I can force using a disp32 with lea eax, [dword 1 + rax*2]
, but that doesn't stop NASM or YASM from splitting the addressing mode. The NASM manual doesn't seem to document a way to use the strict
keyword on the scale factor, and [1 + strict rax*2]
doesn't assemble. Is there a way to use strict
or some other syntax to force the desired encoding of an addressing mode?
nasm -O0
to disable optimizations doesn't work. Apparently that only controls multi-pass branch-displacement optimization, not all optimizations NASM makes. Of course you don't want to do that in the first place for a whole source file, even if it did work. I still get
8d 84 00 01 00 00 00 lea eax,[rax+rax*1+0x1]

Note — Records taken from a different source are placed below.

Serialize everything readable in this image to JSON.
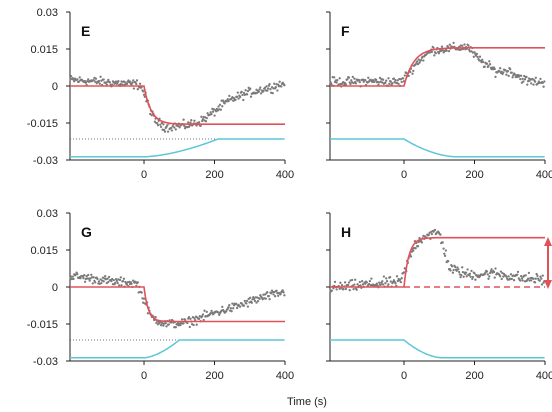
{
  "colors": {
    "fit": "#e0525a",
    "stimulus": "#5cc6d8",
    "points": "#7a7a7a",
    "axis": "#222222",
    "dotted": "#444444"
  },
  "figure": {
    "xlabel": "Time (s)"
  },
  "chart_data": [
    {
      "type": "scatter",
      "panel": "E",
      "xlim": [
        -210,
        400
      ],
      "ylim": [
        -0.03,
        0.03
      ],
      "x_ticks": [
        0,
        200,
        400
      ],
      "y_ticks": [
        0.03,
        0.015,
        0,
        -0.015,
        -0.03
      ],
      "y_tick_labels": [
        "0.03",
        "0.015",
        "0",
        "-0.015",
        "-0.03"
      ],
      "show_y_ticks": true,
      "fit": {
        "baseline": 0,
        "plateau": -0.0155,
        "onset": 0,
        "tau": 20
      },
      "stimulus": {
        "low": -0.0287,
        "high": -0.0215,
        "start": 0,
        "end": 210,
        "shape": "rise"
      },
      "dotted_level": -0.0215,
      "data_points": {
        "segments": [
          [
            -210,
            0.0025
          ],
          [
            -100,
            0.0015
          ],
          [
            -10,
            0.0005
          ],
          [
            30,
            -0.014
          ],
          [
            60,
            -0.0165
          ],
          [
            120,
            -0.016
          ],
          [
            160,
            -0.0145
          ],
          [
            240,
            -0.006
          ],
          [
            290,
            -0.003
          ],
          [
            360,
            -0.0005
          ],
          [
            400,
            0.001
          ]
        ],
        "noise": 0.0018,
        "step": 2.2
      }
    },
    {
      "type": "scatter",
      "panel": "F",
      "xlim": [
        -210,
        400
      ],
      "ylim": [
        -0.03,
        0.03
      ],
      "x_ticks": [
        0,
        200,
        400
      ],
      "y_ticks": [
        0.03,
        0.015,
        0,
        -0.015,
        -0.03
      ],
      "show_y_ticks": false,
      "fit": {
        "baseline": 0,
        "plateau": 0.0155,
        "onset": 0,
        "tau": 28
      },
      "stimulus": {
        "low": -0.0287,
        "high": -0.0215,
        "start": 0,
        "end": 150,
        "shape": "fall"
      },
      "dotted_level": null,
      "data_points": {
        "segments": [
          [
            -210,
            0.0015
          ],
          [
            -100,
            0.002
          ],
          [
            -10,
            0.0015
          ],
          [
            40,
            0.01
          ],
          [
            80,
            0.0145
          ],
          [
            150,
            0.0155
          ],
          [
            180,
            0.016
          ],
          [
            210,
            0.011
          ],
          [
            260,
            0.006
          ],
          [
            300,
            0.006
          ],
          [
            350,
            0.002
          ],
          [
            400,
            0.0015
          ]
        ],
        "noise": 0.0018,
        "step": 2.2
      }
    },
    {
      "type": "scatter",
      "panel": "G",
      "xlim": [
        -210,
        400
      ],
      "ylim": [
        -0.03,
        0.03
      ],
      "x_ticks": [
        0,
        200,
        400
      ],
      "y_ticks": [
        0.03,
        0.015,
        0,
        -0.015,
        -0.03
      ],
      "y_tick_labels": [
        "0.03",
        "0.015",
        "0",
        "-0.015",
        "-0.03"
      ],
      "show_y_ticks": true,
      "fit": {
        "baseline": 0,
        "plateau": -0.014,
        "onset": 0,
        "tau": 12
      },
      "stimulus": {
        "low": -0.0287,
        "high": -0.0215,
        "start": 0,
        "end": 100,
        "shape": "rise"
      },
      "dotted_level": -0.0215,
      "data_points": {
        "segments": [
          [
            -210,
            0.0045
          ],
          [
            -150,
            0.0035
          ],
          [
            -80,
            0.002
          ],
          [
            -20,
            0.0015
          ],
          [
            20,
            -0.012
          ],
          [
            60,
            -0.015
          ],
          [
            120,
            -0.0145
          ],
          [
            200,
            -0.0105
          ],
          [
            260,
            -0.008
          ],
          [
            330,
            -0.0045
          ],
          [
            400,
            -0.002
          ]
        ],
        "noise": 0.0018,
        "step": 2.2
      }
    },
    {
      "type": "scatter",
      "panel": "H",
      "xlim": [
        -210,
        400
      ],
      "ylim": [
        -0.03,
        0.03
      ],
      "x_ticks": [
        0,
        200,
        400
      ],
      "y_ticks": [
        0.03,
        0.015,
        0,
        -0.015,
        -0.03
      ],
      "show_y_ticks": false,
      "fit": {
        "baseline": 0,
        "plateau": 0.02,
        "onset": 0,
        "tau": 14
      },
      "stimulus": {
        "low": -0.0287,
        "high": -0.0215,
        "start": 0,
        "end": 110,
        "shape": "fall"
      },
      "dotted_level": null,
      "dashed_baseline": 0,
      "data_points": {
        "segments": [
          [
            -210,
            -0.0005
          ],
          [
            -100,
            0.001
          ],
          [
            -10,
            0.002
          ],
          [
            30,
            0.017
          ],
          [
            60,
            0.021
          ],
          [
            100,
            0.022
          ],
          [
            130,
            0.0075
          ],
          [
            180,
            0.005
          ],
          [
            260,
            0.0055
          ],
          [
            340,
            0.0035
          ],
          [
            400,
            0.003
          ]
        ],
        "noise": 0.0022,
        "step": 2.2
      }
    }
  ]
}
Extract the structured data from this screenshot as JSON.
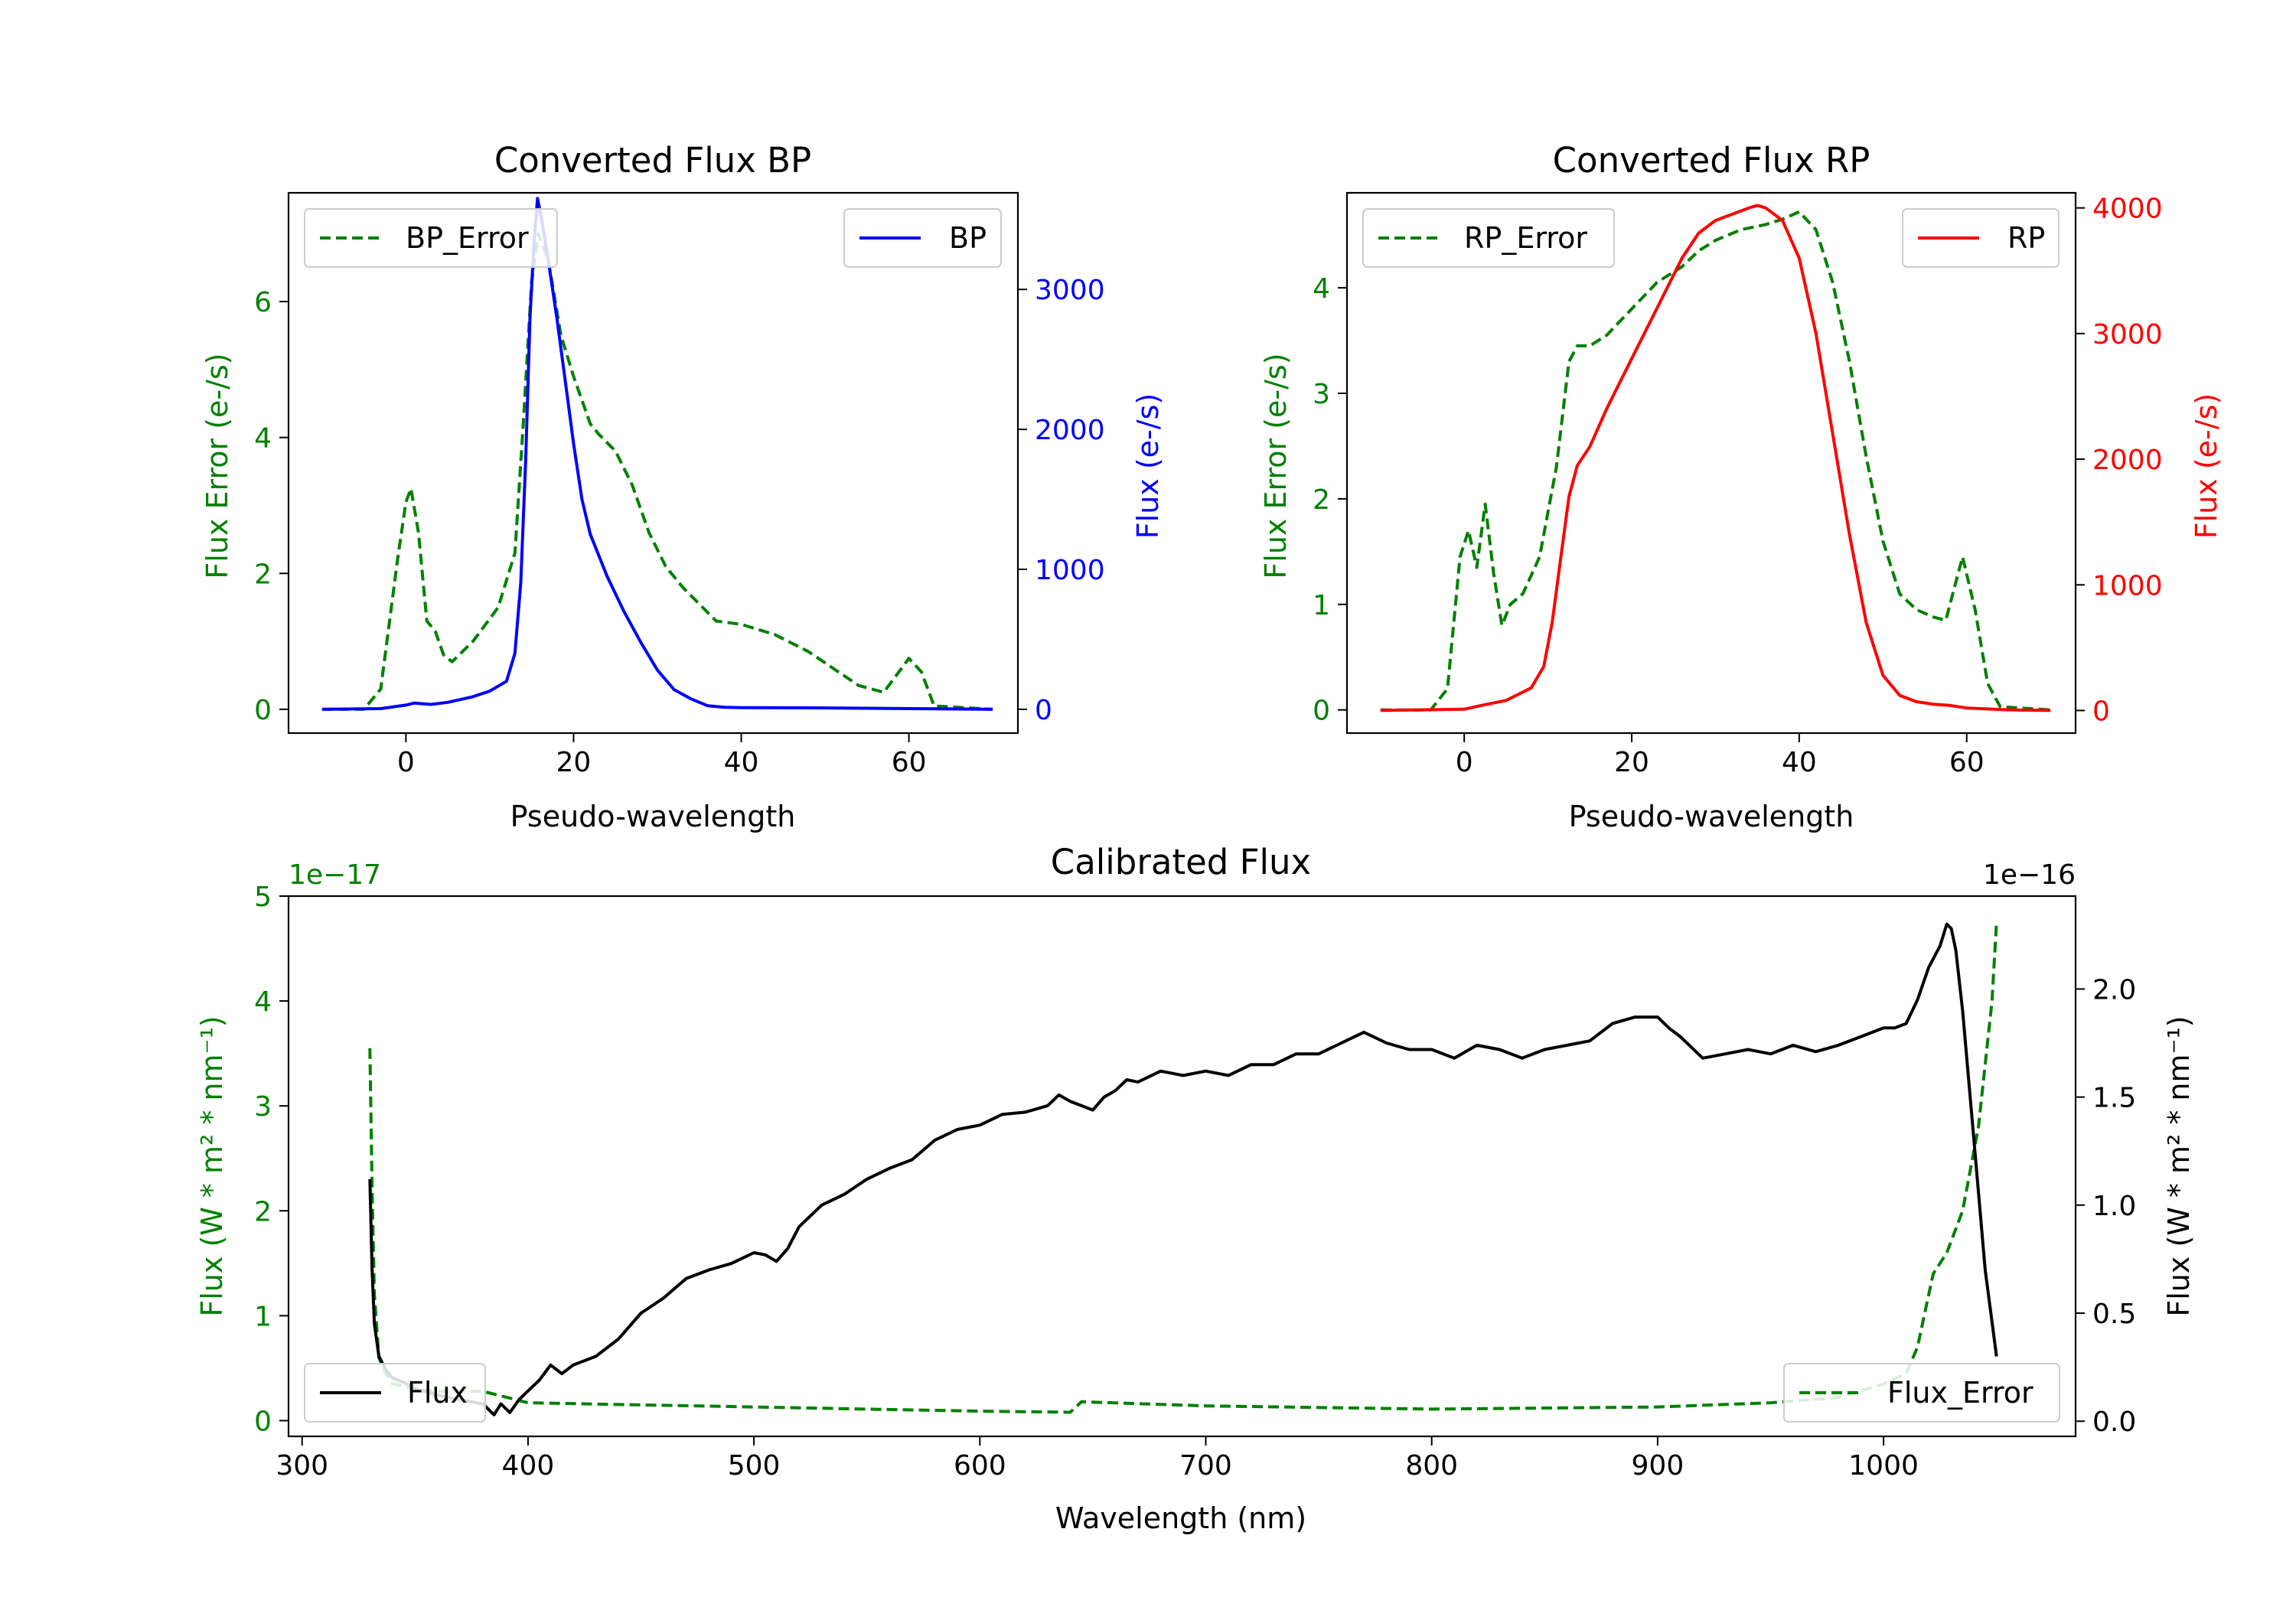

The only workaround I can think of is to encode it manually with db
. This is quite inconvenient. For the record, the manual-encoding is:
db 0x8d, 0x04, 0x45 ; opcode, modrm, SIB for lea eax, [disp32 + rax*2]
dd 1 ; disp32
The scale factor is encoded in the high 2 bits of the SIB byte. I assembled lea eax, [dword 1 + rax*4]
to get the machine code for the right registers, because NASM's optimization only works for *2
. The SIB was 0x85
, and decrementing that 2-bit field at the top of the byte reduced the scale factor from 4 to 2.
But the question is: how to write it in a nicely readable way that makes it easy to change registers, and get NASM to encode the addressing mode for you? (I suppose a giant macro could do this with text processing and manual db
encoding, but that's not really the answer I'm looking for. I don't actually need this for anything right now, I mostly want to know if NASM or YASM has syntax to force this.)
Other optimizations I'm aware of, like mov rax, 1
assembling to 5-byte mov eax,1
are pure wins on all CPUs unless you want longer instructions to get padding without NOPs, and can be disabled with mov rax, strict dword 1
to get the 7-byte sign-extended encoding, or strict qword
for 10-byte imm64.
gas doesn't do this or most other optimizations (only sizes of immediates and branch displacements): lea 1(,%rax,2), %eax
assembles to8d 04 45 01 00 00 00 lea eax,[rax*2+0x1]
, and same for the .intel_syntax noprefix
version.
Answers for MASM or other assemblers would also be interesting, though.